- Born: 10 June 1955 Meerut, Uttar Pradesh, India
- Died: 17 February 2017 (aged 61) Meerut, Uttar Pradesh, India
- Occupations: Novelist, scriptwriter

= Ved Prakash Sharma =

Indian writer

Ved Prakash Sharma (10 June 1955 – 17 February 2017) was an Indian writer of novels and screenplays in Hindi. He was born in Meerut, Uttar Pradesh, where he completed his graduation from NAS Degree College. After beginning his professional career as a ghost writer, he went on to write 176 novels (ghostwriting around 23 novels of them). Dahekte Shaher (1973) was the first novel for which he was credited. He primarily wrote detective novels, among them Kalyug ki Ramayan and Vardi Wala Gunda were his famous works. The main characters in his detective novels were Vijay, Vikas, Raghunath, Alphanse, Vibha Jindal, Keshav Pandit and Raina.

From the mid 80s to 2001 he authored several novels with themes of social issues, intrigue in relationships, mercenary motives, greed, betrayal, affairs and conspiracy. These stories contained many plot twists and surprises in the end, and were well received by readers. In the 1990s he was considered the top novelist of the genre. According to his Times of India obituary, his 1992 novel Vardi Wala Gunda "broke all records and sold 15 lakh copies on the very first day of its release", while it reported overall sales of "80 million copies".
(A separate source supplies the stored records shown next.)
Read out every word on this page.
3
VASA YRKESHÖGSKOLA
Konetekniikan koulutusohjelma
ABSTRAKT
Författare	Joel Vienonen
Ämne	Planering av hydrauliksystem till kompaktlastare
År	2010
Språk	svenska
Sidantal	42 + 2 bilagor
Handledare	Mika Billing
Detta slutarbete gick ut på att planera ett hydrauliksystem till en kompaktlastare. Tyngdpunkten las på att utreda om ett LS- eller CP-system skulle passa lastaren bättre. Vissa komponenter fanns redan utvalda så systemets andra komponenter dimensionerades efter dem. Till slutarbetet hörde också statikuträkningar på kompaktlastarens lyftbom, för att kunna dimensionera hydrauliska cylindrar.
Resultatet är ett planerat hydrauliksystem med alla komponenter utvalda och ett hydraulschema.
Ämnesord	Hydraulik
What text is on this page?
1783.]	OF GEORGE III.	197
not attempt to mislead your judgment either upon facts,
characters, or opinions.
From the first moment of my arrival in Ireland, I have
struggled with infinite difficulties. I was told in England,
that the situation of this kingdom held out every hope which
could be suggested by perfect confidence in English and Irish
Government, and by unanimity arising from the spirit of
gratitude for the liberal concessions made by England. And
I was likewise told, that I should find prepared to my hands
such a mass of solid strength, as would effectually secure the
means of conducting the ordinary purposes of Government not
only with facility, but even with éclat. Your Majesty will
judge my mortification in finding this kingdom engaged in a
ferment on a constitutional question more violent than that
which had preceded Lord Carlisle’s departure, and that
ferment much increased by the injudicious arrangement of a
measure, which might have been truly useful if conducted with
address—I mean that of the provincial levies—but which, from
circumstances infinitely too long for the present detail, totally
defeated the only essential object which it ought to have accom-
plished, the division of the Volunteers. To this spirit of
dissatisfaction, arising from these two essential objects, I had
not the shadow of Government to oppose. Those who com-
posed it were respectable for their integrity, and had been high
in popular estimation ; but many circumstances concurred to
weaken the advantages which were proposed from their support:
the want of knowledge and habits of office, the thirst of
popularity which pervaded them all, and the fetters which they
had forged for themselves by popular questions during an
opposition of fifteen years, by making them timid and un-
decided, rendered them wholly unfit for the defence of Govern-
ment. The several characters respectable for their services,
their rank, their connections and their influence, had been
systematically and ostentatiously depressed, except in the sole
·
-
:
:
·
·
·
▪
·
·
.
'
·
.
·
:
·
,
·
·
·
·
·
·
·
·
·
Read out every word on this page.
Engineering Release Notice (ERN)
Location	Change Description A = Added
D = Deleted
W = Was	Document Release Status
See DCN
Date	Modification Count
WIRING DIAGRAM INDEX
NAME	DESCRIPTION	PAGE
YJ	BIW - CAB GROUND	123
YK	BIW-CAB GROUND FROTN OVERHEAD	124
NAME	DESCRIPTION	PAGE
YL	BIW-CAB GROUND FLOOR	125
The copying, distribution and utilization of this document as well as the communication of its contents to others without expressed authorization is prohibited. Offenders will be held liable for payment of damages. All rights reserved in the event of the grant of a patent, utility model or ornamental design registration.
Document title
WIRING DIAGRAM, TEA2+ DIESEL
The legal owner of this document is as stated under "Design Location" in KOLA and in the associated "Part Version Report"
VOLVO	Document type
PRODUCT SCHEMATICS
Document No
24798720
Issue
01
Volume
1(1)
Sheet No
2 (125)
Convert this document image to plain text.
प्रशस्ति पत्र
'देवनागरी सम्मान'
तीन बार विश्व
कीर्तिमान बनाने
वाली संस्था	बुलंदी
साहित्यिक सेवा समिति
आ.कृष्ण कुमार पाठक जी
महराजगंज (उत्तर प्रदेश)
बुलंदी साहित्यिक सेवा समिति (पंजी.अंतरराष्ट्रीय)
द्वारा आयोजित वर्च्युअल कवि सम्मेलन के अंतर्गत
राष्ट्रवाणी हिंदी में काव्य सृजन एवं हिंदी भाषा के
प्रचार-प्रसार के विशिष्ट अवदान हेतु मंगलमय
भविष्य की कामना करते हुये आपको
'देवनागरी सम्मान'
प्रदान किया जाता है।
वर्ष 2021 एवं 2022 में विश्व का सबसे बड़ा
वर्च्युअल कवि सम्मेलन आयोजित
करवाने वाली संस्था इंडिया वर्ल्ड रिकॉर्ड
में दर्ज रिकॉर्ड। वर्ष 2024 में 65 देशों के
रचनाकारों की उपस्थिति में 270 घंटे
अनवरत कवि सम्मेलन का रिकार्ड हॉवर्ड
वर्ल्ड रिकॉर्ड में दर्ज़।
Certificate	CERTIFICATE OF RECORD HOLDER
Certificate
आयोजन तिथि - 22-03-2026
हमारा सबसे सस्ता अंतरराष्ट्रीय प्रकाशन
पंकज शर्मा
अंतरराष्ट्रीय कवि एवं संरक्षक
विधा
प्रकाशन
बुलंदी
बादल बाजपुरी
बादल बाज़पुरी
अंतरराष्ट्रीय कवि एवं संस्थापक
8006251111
Sharma also made several contributions to Bollywood, the Hindi film industry in India. His novel Bahu Maange Insaaf was adapted for film Bahu Ki Awaaz in 1985, while Anaam (1992) too was based on his work. Sharma also contributed to two installments in the Khiladi series of Akshay Kumar films—Sabse Bada Khiladi (1995) and International Khiladi (1999). In 2010 Zee TV aired Keshav Pandit, a series based on the character created by Sharma. He founded Tulsi Comics and also created few comic characters like Jambu.

Sharma was awarded the Meerut Ratna twice (1992 and 1994). He had received various state-level awards including the Natraj Bhushan Award in 2008 and the Natraj Award in 1995.